Consequences and Outlook
The expansion will have several far-reaching consequences:
- Increased access to compute capacity: Local startups and enterprises in regions like Africa and South America can now train and run AI models without importing foreign cloud services. This will drive regional innovation, especially in sectors like agriculture, healthcare, and finance.
- Reduced dependence on concentrated data centers: Currently, over 60% of AI compute capacity is in the US and Europe. This expansion decentralizes infrastructure, reducing geopolitical risks and latency. For example, a user in Nairobi can get inference with less than 10 ms latency, instead of 100+ ms to a data center in Virginia.
- Strengthening sovereign AI programs: Countries like India, Japan, and Singapore already have sovereign AI initiatives. NVIDIA can now support governments in Africa and South America to build their own AI factories, ensuring sensitive data stays within the country. This is key for sectors like defense, public health, and government administration.
- Increased competition in the cloud market: Hyperscalers (AWS, Azure, GCP) currently dominate the AI infrastructure market. However, NVIDIA's AI Clouds offer a specialized alternative with better performance for AI workloads. This could pressure hyperscalers to lower prices or improve their GPU offerings. According to analysts, the cost per hour of an H100 GPU on an NVIDIA AI Cloud can be up to 20% lower than on AWS.
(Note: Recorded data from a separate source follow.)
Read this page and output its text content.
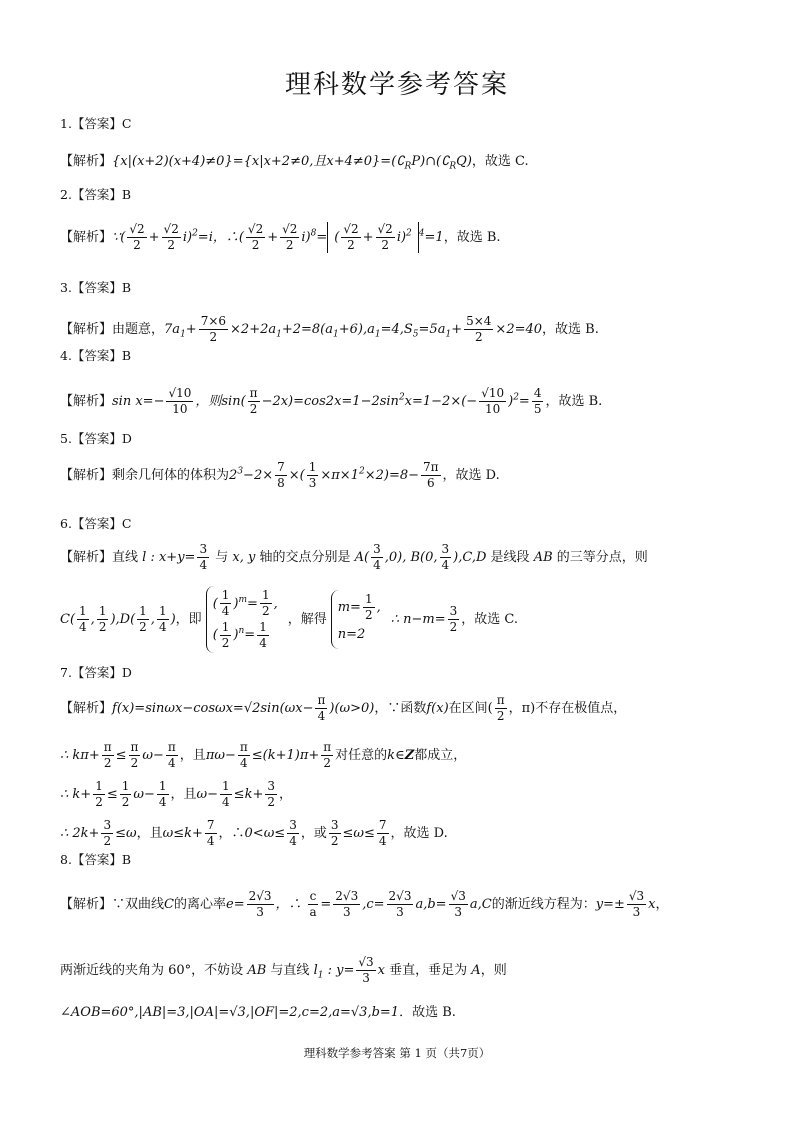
理科数学参考答案
1.【答案】C
【解析】{x|(x+2)(x+4)≠0}={x|x+2≠0,且$x+4\ne 0\}=(∁_RP)\cap(∁_RQ)$，故选 C.
2.【答案】B
【解析】∵( $\frac{√2}{2} + \frac{√2}{2} i)^2=i$，∴( $\frac{√2}{2} + \frac{√2}{2} i)^8=$ ( $\frac{√2}{2} + \frac{√2}{2} i)^2$ $^4$=1，故选 B.
3.【答案】B
【解析】由题意，$7a_1+ \frac{7\times 6}{2} \times 2+2a_1+2=8(a_1+6),a_1=4,S_5=5a_1+ \frac{5\times 4}{2} \times 2=40$，故选 B.
4.【答案】B
【解析】$\sin x=- \frac{√10}{10}$ ，则$\sin( \frac{\pi}{2} -2x)=\cos 2x=1-2\sin^2x=1-2\times(- \frac{√10}{10} )^2= \frac{4}{5}$ ，故选 B.
5.【答案】D
【解析】剩余几何体的体积为$2^3-2\times \frac{7}{8}$ ×( $\frac{1}{3} \times\pi\times 1^2\times 2)=8- \frac{7\pi}{6}$ ，故选 D.
6.【答案】C
【解析】直线 l : $x+y= \frac{3}{4}$ 与 x, y 轴的交点分别是 $A( \frac{3}{4} ,0)$, B(0, $\frac{3}{4} ),C,D$ 是线段 AB 的三等分点，则
$C( \frac{1}{4}$ , $\frac{1}{2} ),D( \frac{1}{2}$ , $\frac{1}{4}$ )，即
( $\frac{1}{4} )^m= \frac{1}{2}$ ,
( $\frac{1}{2} )^n= \frac{1}{4}$
，解得
$m= \frac{1}{2}$ ,
n=2
∴ $n-m= \frac{3}{2}$ ，故选 C.
7.【答案】D
【解析】$f(x)=\sin\omega x-\cos\omega x=√2\sin(\omega x- \frac{\pi}{4} )(\omega>0)$，∵函数f(x)在区间( $\frac{\pi}{2}$ ，π)不存在极值点，
∴ $k\pi+ \frac{\pi}{2} \le \frac{\pi}{2} \omega- \frac{\pi}{4}$ ，且$\pi\omega- \frac{\pi}{4} \le(k+1)\pi+ \frac{\pi}{2}$ 对任意的k∈Z都成立，
∴ $k+ \frac{1}{2} \le \frac{1}{2} \omega- \frac{1}{4}$ ，且$\omega- \frac{1}{4} \le k+ \frac{3}{2}$ ，
∴ $2k+ \frac{3}{2} \le\omega$，且$\omega\le k+ \frac{7}{4}$ ，∴0<ω≤ $\frac{3}{4}$ ，或 $\frac{3}{2} \le\omega\le \frac{7}{4}$ ，故选 D.
8.【答案】B
【解析】∵双曲线C的离心率$e= \frac{2√3}{3}$ ，∴ $\frac{c}{a} = \frac{2√3}{3} ,c= \frac{2√3}{3} a,b= \frac{√3}{3} a,C$的渐近线方程为：$y=\pm \frac{√3}{3}$ x，
两渐近线的夹角为 60°，不妨设 AB 与直线 $l_1$ : $y= \frac{√3}{3}$ x 垂直，垂足为 A，则
∠AOB=60°,|AB|=3,|OA|=√3,|OF|=2,c=2,a=√3,b=1．故选 B.
理科数学参考答案 第 1 页（共7页）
- Regulatory and sustainability challenges: Installing high-energy data centers in regions with weak electrical infrastructure could create tensions. For example, in South Africa, where power outages are frequent, Cassava will need to invest in renewable generation and storage. Additionally, data regulations in Africa vary by country, requiring local compliance. NVIDIA and its partners must address these challenges to avoid delays.
Compared to Google's cloud expansion to regions like Chile in 2021, NVIDIA does not offer direct services but enables local partners. This reduces NVIDIA's capital investment but also limits its control over service quality. However, the partner model has proven successful in other segments, such as gaming with custom GPUs from ASUS and MSI.
What Readers Should Know
The NVIDIA AI Cloud ecosystem is not a direct NVIDIA service but a network of partners using its technology. End users should evaluate providers based on their specific workload: training, fine-tuning, inference, or agentic AI. For example, for large model training, a partner with H100 clusters interconnected via NVLink, like CoreWeave, is recommended. For real-time inference, a partner with low-latency servers like Claro in Brazil is more suitable. The geographic expansion offers alternatives to hyperscalers, especially for applications requiring low latency (like autonomous vehicles or voice assistants) or local regulatory compliance (like GDPR in Europe or the Data Protection Act in South Africa).
Additionally, NVIDIA has detailed that the AI Clouds are optimized for "the best economics: the lowest token cost and the best performance per watt," making them attractive for startups with tight budgets. However, users should consider that not all partners offer the same level of service; some focus on training, others on inference. Therefore, it is advisable to test multiple providers before committing. Finally, NVIDIA's expansion could accelerate AI adoption in sectors like healthcare (diagnostic imaging in Africa) and agriculture (crop optimization in South America), where low latency and data sovereignty are critical.
"Every enterprise and every country needs AI factory infrastructure to turn data into intelligence," said Jensen Huang.